Moody’s Investors Service revised the V.I. Water and Power Authority’s financial rating outlook from “negative” to “stable" this week according to WAPA. Utility officials said in a statement they believed the move was a reflection of improvements in WAPA’s financial position and the near completion of the fuel conversion program, switching the utility from petroleum to less expensive natural gas and other fuels.
In Thursday’s action, Moody’s also affirmed the rating for WAPA, including its approximate $140 million in senior revenue bonds at “Baa3” and $110 million of subordinate revenue bonds at “Ba1.”
“I am very encouraged by today’s announcement from Moody’s, one of the “big three” rating agencies. WAPA continues to take major steps forward in fulfilling its strategy to diversify its generation portfolio, at the same time, improving efficiency and adding renewable energy sources to the electric grid,” WAPA Executive Director Hugo Hodge said Tuesday afternoon.
The significance of today’s announcement is that now all three rating agencies have improved the authority’s financial outlook to stable, Hodge said, predicting WAPA will continue to see positive results in its financial ratings as WAPA improves its competitive position through rate cuts for its customers and moves away from complete dependence on fuel oil.
A statement by Moody’s said the “stable outlook assumes the progress WAPA has made in diversifying its fuel sources and lowering the cost of electricity for Virgin Islands ratepayers will continue to bear fruit and that the cost recovery and surcharge mechanisms approved by the Public Services Commission will support relatively stable cash flow metrics that are appropriate for the rating.”
“This action is indicative of all of WAPA’s efforts to lower the cost and improve the reliability of electricity in the Virgin Islands. While Moody’s was high on the ongoing conversion to LPG, it also took note of the strides being made to increase solar capacity to the grid as well as our efforts to develop smart grid through the introduction of Automated Metering Infrastructure as was presented to the rating agency earlier this year,” Hodge said.

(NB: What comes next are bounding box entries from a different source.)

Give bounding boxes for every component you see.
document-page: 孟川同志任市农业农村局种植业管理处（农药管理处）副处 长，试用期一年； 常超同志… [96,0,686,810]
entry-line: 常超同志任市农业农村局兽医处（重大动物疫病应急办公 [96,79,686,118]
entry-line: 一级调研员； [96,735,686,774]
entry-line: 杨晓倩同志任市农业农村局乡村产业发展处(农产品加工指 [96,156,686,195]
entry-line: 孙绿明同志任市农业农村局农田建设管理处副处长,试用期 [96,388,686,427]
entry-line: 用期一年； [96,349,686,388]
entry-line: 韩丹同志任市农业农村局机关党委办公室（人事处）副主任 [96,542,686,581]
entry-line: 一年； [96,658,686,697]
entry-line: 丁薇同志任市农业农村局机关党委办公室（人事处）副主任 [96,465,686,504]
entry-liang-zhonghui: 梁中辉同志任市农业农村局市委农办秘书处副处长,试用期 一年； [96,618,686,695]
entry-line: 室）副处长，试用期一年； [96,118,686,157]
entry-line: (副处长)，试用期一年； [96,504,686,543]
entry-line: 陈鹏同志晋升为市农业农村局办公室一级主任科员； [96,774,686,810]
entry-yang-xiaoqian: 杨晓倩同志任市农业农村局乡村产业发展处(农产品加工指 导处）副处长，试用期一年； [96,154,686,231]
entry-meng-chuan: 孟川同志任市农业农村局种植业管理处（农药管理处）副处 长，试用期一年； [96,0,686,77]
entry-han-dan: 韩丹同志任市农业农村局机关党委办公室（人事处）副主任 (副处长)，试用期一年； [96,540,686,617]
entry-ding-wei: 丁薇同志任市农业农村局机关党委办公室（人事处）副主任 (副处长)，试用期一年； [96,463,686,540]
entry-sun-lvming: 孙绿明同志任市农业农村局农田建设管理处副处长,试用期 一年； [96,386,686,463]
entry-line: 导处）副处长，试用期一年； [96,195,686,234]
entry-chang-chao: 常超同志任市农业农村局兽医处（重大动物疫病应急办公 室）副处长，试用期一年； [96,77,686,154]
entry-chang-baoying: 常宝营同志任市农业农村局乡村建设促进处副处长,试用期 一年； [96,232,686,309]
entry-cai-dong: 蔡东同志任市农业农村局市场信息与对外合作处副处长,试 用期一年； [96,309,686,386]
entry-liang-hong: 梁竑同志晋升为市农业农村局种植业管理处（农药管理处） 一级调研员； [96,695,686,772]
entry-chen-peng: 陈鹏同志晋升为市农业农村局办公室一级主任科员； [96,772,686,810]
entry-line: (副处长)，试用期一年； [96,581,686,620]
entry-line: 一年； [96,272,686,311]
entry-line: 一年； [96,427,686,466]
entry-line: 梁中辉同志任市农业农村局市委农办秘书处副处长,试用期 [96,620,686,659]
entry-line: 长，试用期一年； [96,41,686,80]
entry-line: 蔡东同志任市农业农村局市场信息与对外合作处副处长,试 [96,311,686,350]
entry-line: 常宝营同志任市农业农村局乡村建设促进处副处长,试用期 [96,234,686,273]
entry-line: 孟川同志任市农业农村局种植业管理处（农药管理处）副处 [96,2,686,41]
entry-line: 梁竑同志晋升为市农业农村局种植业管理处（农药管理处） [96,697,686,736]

“I consider today’s rating announcement to be quite fair as it adequately reflected the challenge of operating a public utility within an island economy. The ratings considered the historically slow payment of the government and perhaps most importantly the fact that, unlike the majority of publicly owned electric utilities in the U.S., WAPA’s rates are subject to the approval of the PSC,” Hodge said.
He added that the rating recognized the regulatory support the utility has received as it has progressed towards the near completion of the conversion from oil fuel to tri fuel. “This has had the effect of lowering the rates which reducing the deferred fuel balances and associated debt burden," he said.
“In addition, the rating acknowledged the steady financial improvements that have occurred at WAPA over the past several years,” he said.